Although is a little bit vague, it’s good to get ahead of this. You can get another year of support and ensure those extensions are exempt until June 2025 by configuring the ExtensionManifestV2Availability policy to either of the following values:
- 2 = Manifest v2 is enabled
- 3 = Manifest v2 is enabled for forced extensions only
The following script will report on all the extensions installed in the current user’s profile including the manifest version.

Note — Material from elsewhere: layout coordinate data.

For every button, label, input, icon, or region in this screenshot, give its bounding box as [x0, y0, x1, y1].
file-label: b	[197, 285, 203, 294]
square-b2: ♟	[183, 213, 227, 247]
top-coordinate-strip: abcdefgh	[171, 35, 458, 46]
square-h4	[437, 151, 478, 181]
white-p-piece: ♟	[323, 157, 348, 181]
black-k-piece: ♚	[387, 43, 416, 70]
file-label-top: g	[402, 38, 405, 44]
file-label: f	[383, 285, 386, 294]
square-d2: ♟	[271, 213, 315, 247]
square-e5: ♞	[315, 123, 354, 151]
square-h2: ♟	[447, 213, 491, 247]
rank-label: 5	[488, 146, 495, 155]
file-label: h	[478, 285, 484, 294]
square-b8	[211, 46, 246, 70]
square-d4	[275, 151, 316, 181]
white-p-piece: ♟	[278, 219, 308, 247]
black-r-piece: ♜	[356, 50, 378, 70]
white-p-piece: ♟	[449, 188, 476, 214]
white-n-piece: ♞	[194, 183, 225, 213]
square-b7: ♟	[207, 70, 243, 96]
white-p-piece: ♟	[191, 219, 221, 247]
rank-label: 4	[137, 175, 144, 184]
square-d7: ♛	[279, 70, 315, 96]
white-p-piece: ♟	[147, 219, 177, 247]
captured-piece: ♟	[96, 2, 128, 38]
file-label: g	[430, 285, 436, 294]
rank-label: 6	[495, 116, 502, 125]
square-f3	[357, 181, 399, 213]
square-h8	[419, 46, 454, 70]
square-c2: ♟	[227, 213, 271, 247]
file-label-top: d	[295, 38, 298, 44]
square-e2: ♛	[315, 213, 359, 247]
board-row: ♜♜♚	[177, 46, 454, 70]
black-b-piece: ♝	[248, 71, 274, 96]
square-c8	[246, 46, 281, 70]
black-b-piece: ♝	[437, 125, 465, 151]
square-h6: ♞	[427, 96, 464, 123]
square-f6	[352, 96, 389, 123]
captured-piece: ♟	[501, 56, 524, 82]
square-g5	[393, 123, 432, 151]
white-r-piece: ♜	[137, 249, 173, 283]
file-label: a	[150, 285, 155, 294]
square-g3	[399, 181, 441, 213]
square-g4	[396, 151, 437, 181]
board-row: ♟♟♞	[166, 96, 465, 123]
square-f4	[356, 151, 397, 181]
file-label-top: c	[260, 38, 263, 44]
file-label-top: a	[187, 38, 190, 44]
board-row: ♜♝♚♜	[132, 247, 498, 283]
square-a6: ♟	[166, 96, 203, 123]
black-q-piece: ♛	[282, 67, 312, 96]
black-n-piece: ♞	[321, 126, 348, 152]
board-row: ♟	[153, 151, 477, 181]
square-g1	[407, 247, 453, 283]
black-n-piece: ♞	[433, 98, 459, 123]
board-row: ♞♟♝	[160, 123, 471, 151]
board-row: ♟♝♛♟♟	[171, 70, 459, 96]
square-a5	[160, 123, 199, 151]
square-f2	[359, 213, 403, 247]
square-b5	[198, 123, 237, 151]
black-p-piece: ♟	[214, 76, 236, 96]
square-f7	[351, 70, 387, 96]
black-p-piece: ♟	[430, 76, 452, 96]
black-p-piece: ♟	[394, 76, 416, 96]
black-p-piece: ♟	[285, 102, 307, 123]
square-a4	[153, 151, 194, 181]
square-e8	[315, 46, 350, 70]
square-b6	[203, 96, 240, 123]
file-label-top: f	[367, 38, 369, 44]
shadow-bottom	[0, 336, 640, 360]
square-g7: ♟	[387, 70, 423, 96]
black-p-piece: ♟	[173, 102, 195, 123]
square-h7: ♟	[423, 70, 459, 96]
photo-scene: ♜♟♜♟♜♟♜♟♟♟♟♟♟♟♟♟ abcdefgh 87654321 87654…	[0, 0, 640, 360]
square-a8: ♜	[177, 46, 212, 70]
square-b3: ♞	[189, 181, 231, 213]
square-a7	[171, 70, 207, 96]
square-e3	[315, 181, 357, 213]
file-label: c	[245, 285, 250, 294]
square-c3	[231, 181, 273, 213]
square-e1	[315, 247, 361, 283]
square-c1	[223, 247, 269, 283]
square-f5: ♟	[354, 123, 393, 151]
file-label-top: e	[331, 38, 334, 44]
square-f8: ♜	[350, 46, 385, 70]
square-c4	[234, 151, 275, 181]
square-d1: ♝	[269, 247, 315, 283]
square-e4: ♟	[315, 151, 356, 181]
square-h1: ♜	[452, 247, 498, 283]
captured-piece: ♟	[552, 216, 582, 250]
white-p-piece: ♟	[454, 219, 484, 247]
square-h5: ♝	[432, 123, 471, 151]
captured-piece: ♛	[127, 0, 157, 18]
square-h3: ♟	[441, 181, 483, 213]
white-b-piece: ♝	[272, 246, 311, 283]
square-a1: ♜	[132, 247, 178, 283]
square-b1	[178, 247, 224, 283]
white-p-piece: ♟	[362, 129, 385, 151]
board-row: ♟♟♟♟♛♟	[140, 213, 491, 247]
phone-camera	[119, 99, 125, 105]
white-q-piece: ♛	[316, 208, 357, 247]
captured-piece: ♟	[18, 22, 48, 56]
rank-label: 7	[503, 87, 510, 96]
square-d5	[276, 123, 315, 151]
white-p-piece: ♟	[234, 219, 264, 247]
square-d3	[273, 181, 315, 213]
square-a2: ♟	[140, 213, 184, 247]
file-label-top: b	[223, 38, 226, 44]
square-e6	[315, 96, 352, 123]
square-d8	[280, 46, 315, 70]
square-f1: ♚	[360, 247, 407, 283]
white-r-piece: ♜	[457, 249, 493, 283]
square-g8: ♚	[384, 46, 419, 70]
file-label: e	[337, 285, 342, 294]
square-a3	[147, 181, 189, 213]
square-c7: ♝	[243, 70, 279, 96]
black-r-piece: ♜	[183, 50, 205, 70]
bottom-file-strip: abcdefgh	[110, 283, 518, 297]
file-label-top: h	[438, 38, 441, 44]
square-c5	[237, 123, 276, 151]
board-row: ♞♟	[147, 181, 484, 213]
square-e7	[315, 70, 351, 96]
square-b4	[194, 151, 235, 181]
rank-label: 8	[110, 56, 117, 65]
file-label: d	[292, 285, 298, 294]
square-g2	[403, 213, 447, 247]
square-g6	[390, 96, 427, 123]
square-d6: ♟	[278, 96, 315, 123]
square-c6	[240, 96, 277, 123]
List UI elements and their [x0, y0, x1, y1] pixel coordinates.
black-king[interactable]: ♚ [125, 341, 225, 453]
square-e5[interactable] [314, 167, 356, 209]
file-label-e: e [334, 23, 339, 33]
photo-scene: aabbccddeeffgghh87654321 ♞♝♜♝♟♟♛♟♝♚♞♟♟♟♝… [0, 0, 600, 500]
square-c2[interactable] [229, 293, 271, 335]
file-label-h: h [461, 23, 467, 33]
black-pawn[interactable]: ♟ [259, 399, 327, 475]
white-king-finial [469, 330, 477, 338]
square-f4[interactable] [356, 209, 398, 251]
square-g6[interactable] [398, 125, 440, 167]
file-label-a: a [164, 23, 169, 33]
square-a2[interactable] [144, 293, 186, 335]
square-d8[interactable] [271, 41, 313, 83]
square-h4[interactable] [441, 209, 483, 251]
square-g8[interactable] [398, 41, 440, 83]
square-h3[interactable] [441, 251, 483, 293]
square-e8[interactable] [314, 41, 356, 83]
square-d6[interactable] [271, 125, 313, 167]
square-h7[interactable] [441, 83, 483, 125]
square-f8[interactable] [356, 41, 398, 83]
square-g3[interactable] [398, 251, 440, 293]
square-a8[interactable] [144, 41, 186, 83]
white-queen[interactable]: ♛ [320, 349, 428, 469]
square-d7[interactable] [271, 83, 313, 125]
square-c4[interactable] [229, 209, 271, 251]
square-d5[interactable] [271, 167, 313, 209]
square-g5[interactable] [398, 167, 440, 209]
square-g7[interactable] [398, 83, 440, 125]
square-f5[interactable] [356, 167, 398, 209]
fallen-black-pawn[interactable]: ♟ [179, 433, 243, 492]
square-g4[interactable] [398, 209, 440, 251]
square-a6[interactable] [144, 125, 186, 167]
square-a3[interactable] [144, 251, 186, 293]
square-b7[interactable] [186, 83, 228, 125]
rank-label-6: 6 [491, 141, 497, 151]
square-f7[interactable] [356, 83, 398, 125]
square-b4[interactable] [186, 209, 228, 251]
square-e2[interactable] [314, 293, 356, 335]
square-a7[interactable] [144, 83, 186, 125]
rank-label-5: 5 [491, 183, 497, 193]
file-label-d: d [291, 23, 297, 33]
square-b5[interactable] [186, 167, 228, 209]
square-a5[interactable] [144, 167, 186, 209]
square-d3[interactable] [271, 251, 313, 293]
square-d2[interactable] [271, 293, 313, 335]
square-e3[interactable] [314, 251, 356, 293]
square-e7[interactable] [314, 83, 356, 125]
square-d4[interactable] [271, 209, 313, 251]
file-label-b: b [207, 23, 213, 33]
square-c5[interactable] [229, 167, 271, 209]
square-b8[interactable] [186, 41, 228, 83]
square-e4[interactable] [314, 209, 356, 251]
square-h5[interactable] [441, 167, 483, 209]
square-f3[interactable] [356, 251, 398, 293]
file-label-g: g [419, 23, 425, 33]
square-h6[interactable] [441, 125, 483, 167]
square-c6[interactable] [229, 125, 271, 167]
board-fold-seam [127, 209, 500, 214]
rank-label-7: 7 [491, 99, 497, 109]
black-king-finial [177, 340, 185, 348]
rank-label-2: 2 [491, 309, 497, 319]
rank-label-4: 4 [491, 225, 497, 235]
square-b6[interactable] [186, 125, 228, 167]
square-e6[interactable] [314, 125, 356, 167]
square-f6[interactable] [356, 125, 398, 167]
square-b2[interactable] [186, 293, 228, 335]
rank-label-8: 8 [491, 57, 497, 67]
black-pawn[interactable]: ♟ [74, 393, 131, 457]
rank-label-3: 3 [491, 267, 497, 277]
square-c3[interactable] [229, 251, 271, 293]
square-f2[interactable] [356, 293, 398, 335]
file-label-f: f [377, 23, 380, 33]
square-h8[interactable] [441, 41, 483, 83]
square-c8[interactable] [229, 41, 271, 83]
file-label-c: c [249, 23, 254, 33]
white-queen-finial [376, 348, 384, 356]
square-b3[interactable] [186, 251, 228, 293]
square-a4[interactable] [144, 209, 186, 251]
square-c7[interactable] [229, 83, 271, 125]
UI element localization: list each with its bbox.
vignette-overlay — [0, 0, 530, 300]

With this, you can discover which extensions are still running manifest v2:
<#
.SYNOPSIS
Retrieves the Edge Extension manifest details
.DESCRIPTION
This script retrieves the Edge Extension manifest details from the Edge profile directory including the extension name, version, manifest version, description, and update URL
.NOTES
File Name : Get-EdgeExtensionManifest.ps1
Author : Sean Lillis / PSAppDeployToolkit powered by Patch My PC
Version History: 1.0, 2024-07-01
.EXAMPLE
Get-EdgeExtensionManifest.ps1
Retrieves the Edge Extension manifest details from the Edge profile directory.
#>
# Edge profile path
$edgeProfilePath = "$env:LOCALAPPDATA\Microsoft\Edge\User Data\Default"
Try {
# Edge extensions path
$edgeExtensions = Get-ChildItem -Path "$edgeProfilePath\Extensions" -Directory
$edgeExtensionManifestDetails = @()
# Process each extension found
ForEach ($edgeExtension in $edgeExtensions) {
# Extension ID based on the directory name
$extensionId = $edgeExtension.Name
# Extension version based on the extension sub-directory name
$extensionVersions = Get-ChildItem -Path $edgeExtension.FullName -Directory
# Process each version found
ForEach ($extensionVersion in $extensionVersions) {
# Manifest file path
$edgeExtensionManifestPath = "$edgeProfilePath\Extensions\$($extensionId)\$($extensionVersion)\manifest.json"
# Get the extension manifest file content
$edgeExtensionManifest = Get-Content -Path $edgeExtensionManifestPath -Raw | ConvertFrom-Json
# Populate an object with the manifest details
$edgeExtensionManifestDetail = [PSCustomObject]@{
Name = $edgeExtensionManifest.name
Version = $edgeExtensionManifest.version
ManifestVersion = $edgeExtensionManifest.manifest_version
Description = $edgeExtensionManifest.description
UpdateURL = $edgeExtensionManifest.update_url
}
# Append the object to a list
$edgeExtensionManifestDetails += $edgeExtensionManifestDetail
}
}
}
Catch {
Write-Host "Failed to retrieve Edge extension manifest details: $_" -ForegroundColor Red
Break
}
# Output the details of each edge extension discovered
$edgeExtensionManifestDetails
To gather data on all extensions in your organization, consider using the Configure-EdgeExtensions function to bulk install all extensions identified from your organization’s policies on a test device, then run this script to get the manifest version details. Another approach could be to deploy this script as an Intune Remediation run in the user context and output the data to Log Analytics to get a view of all Extension manifest versions across your estate.
Conclusion
Having the ability to manage Edge Extensions like applications can simplify the job of an IT Admin and provide your customers with more flexibility. Edge Extension Manifest v2 deprecation is approaching, so don’t forget to take care of business and prevent broken extensions.